Un troisième faux témoignage dans cette affaire, cette fois contre l'accusé, fut ébauché. On entendit en effet un certain Jean BÉRARD, matelassier de profession, qui prétendit avoir vu l'accusé, le 1er septembre 1840, jour du crime, près de St-Etienne-Lardeyrol, où il était allé faire des matelas chez le curé de cette localité. Ce témoignage tardif, et ils abondaient dans cette affaire, fut aussitôt démenti à la barre, par le curé lui-même, M. LEGAT, qui affirma que le matelassier n'était pas venu chez lui le jour de l'assassinat du châtelain voisin.

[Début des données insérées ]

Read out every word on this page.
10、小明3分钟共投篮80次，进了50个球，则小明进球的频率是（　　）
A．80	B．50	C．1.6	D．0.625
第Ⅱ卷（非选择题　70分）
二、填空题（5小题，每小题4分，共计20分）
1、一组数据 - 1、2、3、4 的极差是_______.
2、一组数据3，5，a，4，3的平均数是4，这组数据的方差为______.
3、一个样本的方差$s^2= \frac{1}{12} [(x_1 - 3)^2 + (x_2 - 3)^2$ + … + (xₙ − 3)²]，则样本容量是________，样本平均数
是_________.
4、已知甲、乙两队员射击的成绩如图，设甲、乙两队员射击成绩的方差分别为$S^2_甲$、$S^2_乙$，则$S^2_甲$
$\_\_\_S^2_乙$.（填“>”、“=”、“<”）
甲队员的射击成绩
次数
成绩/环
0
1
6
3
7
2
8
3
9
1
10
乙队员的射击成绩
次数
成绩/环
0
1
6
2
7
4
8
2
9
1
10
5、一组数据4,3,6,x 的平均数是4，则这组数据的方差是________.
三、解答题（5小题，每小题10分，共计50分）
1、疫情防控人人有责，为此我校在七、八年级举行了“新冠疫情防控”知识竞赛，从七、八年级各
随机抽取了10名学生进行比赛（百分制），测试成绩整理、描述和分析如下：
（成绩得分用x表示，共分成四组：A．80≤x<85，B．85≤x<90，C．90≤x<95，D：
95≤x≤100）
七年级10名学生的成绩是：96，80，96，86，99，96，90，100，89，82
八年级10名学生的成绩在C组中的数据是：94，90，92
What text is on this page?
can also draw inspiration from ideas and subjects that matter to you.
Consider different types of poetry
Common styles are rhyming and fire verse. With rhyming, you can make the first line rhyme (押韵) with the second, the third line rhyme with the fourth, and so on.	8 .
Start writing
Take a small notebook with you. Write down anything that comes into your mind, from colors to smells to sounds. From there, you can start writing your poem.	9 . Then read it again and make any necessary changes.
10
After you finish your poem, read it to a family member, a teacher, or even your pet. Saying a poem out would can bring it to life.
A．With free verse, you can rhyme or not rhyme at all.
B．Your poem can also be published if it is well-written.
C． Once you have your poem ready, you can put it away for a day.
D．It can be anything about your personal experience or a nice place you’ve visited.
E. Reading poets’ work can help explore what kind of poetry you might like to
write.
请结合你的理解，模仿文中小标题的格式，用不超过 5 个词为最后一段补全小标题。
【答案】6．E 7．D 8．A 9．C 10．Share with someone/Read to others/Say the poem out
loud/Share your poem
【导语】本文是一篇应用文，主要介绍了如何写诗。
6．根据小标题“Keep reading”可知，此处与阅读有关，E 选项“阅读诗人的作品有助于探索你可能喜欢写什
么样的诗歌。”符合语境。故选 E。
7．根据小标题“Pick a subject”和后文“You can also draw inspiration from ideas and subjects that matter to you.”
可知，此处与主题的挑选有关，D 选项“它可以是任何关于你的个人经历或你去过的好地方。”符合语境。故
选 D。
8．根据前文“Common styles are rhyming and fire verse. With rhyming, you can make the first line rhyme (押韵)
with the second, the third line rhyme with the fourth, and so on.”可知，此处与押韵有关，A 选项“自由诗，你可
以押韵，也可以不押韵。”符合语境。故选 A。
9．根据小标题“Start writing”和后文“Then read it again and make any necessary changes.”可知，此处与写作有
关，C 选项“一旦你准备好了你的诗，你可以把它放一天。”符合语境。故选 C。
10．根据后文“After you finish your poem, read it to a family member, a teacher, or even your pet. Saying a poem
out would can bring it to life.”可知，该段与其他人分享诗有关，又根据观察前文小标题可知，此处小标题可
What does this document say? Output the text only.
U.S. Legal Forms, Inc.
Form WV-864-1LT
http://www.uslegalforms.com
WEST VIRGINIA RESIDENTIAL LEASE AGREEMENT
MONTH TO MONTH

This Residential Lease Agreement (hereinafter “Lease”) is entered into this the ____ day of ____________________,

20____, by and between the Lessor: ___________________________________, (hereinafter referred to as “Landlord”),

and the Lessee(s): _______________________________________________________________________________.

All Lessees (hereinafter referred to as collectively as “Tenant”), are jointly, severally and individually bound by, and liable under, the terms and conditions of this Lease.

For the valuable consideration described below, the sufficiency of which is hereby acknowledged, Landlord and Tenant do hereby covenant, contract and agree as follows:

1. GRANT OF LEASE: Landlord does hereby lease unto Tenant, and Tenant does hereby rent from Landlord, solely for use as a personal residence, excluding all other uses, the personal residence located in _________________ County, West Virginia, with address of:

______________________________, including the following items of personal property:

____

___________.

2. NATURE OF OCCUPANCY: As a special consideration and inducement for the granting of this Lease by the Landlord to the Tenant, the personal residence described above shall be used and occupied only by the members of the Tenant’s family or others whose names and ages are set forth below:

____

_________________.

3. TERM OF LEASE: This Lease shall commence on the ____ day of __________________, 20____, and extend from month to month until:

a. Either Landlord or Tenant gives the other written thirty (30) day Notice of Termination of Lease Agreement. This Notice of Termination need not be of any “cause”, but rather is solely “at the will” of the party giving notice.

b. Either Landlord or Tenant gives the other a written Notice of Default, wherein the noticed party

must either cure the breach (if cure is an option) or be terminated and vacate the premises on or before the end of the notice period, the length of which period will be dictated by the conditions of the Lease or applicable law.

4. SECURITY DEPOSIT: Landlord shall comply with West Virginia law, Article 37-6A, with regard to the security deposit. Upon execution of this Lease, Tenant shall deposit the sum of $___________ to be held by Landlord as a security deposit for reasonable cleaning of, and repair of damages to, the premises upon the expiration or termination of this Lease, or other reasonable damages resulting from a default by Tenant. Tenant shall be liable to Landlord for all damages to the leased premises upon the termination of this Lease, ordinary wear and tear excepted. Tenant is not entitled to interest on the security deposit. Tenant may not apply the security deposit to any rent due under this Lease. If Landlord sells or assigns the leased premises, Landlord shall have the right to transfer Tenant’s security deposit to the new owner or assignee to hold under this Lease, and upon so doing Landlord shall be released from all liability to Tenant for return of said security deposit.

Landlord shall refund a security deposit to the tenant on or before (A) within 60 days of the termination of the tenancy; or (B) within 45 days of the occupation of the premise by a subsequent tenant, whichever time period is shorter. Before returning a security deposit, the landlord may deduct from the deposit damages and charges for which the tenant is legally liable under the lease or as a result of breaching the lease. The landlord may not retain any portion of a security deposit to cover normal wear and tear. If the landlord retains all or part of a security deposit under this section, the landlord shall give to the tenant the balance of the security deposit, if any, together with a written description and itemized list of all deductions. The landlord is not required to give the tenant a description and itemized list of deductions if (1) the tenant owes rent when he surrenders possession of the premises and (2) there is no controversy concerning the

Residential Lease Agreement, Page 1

Menacé d'arrestation, BÉRARD, apeuré, convint qu'il avait pu se tromper de date et l'incident fut clos.
L'audition des témoins se termina par le défilé de ceux qui avaient vu ou croyaient se rappeler avoir vu BESSON au Puy, le soir du crime, entre 17 et 20 heures. Ces témoins de l'alibi, qualifiés par Me BAC de "phalange sacrée", ils étaient huit à Riom, plus de vingt à Lyon. La défense en avait donc recruté, mais qui donc parmi eux pouvait attester que l'accusé ne s'était pas absenté au cours de la nuit ?
Le 27 août, les dépositions terminées, commença une véritable joute oratoire. La parole fut d'abord à la partie civile. Me BAC prononça une remarquable plaidoirie, d'une rare éloquence, passionnée certes, mais non dépourvue d'une certaine pitié à l'égard de l'accusé, lorsqu'il évoqua l'absence des dames de la ROCHENÉGLY.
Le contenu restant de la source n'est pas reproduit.